Economic Sanctions
By 1940, Churchill, who was now First Lord of the Admiralty, frustrated with de Valera’s unwillingness to allow Britain access to these ports asked the Chancellor of the Exchequer, Sir Kingsley Wood to devise a plan to punish the Republic for its insubordination. Wood instructed the Ministry of Shipping to withdraw charter facilities to the Republic, which resulted in the country receiving only 25% of its needs during the war. What Wood had instituted in effect was the implementation of economic sanctions on the Republic where supplies of fuel and other commodities would be greatly reduced for the duration of the Second World War.

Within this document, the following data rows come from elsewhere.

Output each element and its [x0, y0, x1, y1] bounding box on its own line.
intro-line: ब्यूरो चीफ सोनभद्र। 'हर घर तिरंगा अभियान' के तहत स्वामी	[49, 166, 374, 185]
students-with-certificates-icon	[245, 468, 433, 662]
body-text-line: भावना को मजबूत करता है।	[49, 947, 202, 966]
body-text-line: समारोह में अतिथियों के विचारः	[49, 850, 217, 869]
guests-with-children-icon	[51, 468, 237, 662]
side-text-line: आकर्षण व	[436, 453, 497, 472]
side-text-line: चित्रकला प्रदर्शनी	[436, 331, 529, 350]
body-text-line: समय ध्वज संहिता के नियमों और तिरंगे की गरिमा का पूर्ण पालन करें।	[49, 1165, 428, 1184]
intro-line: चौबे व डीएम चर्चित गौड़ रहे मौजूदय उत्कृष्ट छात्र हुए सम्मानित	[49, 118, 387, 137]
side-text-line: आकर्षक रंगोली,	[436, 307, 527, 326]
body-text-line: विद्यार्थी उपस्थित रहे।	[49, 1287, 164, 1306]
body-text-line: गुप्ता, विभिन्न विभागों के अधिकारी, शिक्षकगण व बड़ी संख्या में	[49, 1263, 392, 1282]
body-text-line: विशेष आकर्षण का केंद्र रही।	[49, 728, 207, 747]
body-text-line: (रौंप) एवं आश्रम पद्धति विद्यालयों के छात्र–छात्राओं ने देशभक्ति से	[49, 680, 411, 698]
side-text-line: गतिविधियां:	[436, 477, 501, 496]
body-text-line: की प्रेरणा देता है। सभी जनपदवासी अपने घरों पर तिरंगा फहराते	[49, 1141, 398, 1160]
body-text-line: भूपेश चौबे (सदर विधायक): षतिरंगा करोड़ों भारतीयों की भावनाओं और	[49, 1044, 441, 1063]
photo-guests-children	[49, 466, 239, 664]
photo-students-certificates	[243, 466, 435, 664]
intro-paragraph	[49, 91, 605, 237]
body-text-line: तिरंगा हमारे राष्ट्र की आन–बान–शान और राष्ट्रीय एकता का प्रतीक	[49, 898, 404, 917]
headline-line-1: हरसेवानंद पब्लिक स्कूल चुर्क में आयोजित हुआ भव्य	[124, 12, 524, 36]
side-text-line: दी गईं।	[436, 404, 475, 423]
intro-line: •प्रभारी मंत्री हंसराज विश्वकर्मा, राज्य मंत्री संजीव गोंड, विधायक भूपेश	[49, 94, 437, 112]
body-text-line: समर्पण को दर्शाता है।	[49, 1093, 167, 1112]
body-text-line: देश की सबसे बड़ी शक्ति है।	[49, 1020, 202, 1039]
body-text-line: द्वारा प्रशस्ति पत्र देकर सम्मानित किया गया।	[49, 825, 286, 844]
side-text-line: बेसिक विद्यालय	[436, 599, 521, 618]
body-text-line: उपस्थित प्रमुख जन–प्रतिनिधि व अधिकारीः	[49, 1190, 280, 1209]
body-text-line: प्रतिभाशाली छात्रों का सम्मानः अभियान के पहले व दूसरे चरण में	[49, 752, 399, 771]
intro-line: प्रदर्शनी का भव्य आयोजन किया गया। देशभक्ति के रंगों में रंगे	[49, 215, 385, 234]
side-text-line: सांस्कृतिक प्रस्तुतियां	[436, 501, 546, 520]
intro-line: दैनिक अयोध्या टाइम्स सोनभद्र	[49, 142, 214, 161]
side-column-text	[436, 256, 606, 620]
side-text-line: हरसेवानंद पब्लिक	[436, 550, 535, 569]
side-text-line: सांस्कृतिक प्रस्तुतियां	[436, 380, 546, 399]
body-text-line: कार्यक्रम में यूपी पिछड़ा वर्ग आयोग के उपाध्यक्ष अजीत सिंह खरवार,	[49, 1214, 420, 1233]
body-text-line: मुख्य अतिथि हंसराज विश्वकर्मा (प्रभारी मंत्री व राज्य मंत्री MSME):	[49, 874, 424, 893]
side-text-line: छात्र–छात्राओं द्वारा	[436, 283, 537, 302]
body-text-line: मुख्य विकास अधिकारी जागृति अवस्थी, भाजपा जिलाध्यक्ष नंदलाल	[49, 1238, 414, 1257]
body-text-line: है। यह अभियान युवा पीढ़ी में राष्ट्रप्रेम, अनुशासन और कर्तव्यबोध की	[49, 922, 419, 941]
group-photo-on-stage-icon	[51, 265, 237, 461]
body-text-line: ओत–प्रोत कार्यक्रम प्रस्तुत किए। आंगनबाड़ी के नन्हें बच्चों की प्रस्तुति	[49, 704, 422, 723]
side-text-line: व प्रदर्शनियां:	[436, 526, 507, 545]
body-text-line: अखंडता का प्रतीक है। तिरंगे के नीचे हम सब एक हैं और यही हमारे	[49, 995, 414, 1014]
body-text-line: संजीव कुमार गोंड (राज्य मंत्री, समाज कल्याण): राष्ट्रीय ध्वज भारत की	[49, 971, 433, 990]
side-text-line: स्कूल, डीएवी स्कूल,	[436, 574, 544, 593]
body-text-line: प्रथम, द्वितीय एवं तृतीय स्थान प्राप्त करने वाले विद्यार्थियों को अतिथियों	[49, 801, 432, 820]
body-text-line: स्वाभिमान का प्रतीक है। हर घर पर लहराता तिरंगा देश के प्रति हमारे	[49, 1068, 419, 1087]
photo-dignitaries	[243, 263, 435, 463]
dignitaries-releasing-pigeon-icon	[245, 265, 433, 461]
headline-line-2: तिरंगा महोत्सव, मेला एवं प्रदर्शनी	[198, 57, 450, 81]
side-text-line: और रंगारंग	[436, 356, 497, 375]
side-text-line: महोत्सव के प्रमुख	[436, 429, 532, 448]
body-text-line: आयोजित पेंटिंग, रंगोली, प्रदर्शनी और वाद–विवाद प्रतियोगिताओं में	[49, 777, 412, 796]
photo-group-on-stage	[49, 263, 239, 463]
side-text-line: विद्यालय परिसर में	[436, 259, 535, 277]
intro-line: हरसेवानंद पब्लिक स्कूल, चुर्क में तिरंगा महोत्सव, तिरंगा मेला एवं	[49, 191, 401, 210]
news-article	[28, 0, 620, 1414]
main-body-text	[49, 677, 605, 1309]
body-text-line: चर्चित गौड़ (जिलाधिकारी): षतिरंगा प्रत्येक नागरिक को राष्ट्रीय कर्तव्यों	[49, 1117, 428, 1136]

In response to these shortages, the Irish government appointed Sean Lemass as Minister for Supplies, whose primary responsibility was to deal with the rationing of goods during the period known as ‘The Emergency‘. In December 1940, petrol pumps ran dry all over the country. Reacting to news that the three main British distributors had informed their Irish subsidiaries that petrol supplies might be cut off completely the government forbade petrol sales temporarily to check stocks. Upon resumption of sales, the ration for private motorists was reduced by three-quarters.
Supplies of coal were also affected, being cut to half a ton a month before being removed altogether for domestic use. Rations were imposed on tea in January 1941. A ration of two ounces per week was introduced before being reduced to one ounce at the beginning of April, which was then cut by half a few days later. Wheat imports were stopped completely and a policy of compulsory tillage was introduced to meet demand. Farmers increased the pre-war tillage area by one million acres, wheat jumped from 21,000 acres in 1932 to 230,000 in 1938 and 640,000 in 1944.
Early in 1942, the informal committee under the Dominions Secretary, assigned by Churchill in 1941 to maintain a persistent economic pressure on Ireland, was reconstructed as a full war cabinet committee under Clement Atlee. The committee’s general policy was one of keeping the Republics’ economy operating “on a minimum basis.”
In the six counties of Northern Ireland, which was part of the United Kingdom and therefore at war, Nationalists loyal to the Republic and who sought a united Ireland, wholly supported the Republics’ decision to remain neutral. They viewed the partition of Ireland and the British military occupation of Northern Ireland as reason enough to abstain from supporting Britain in the war effort.
On the opposite side of the political divide in the North, the biggest fear for Unionists was that of Chamberlain’s offer of Irish unity in exchange for an end to neutrality in the Republic. Unionist fears were quickly averted by de Valera’s refusal for any such deal; his decision undoubtedly influenced by the ill-fated judgment of the then leader of the Irish Parliamentary Party, John Redmond, to support Britain in the First World War.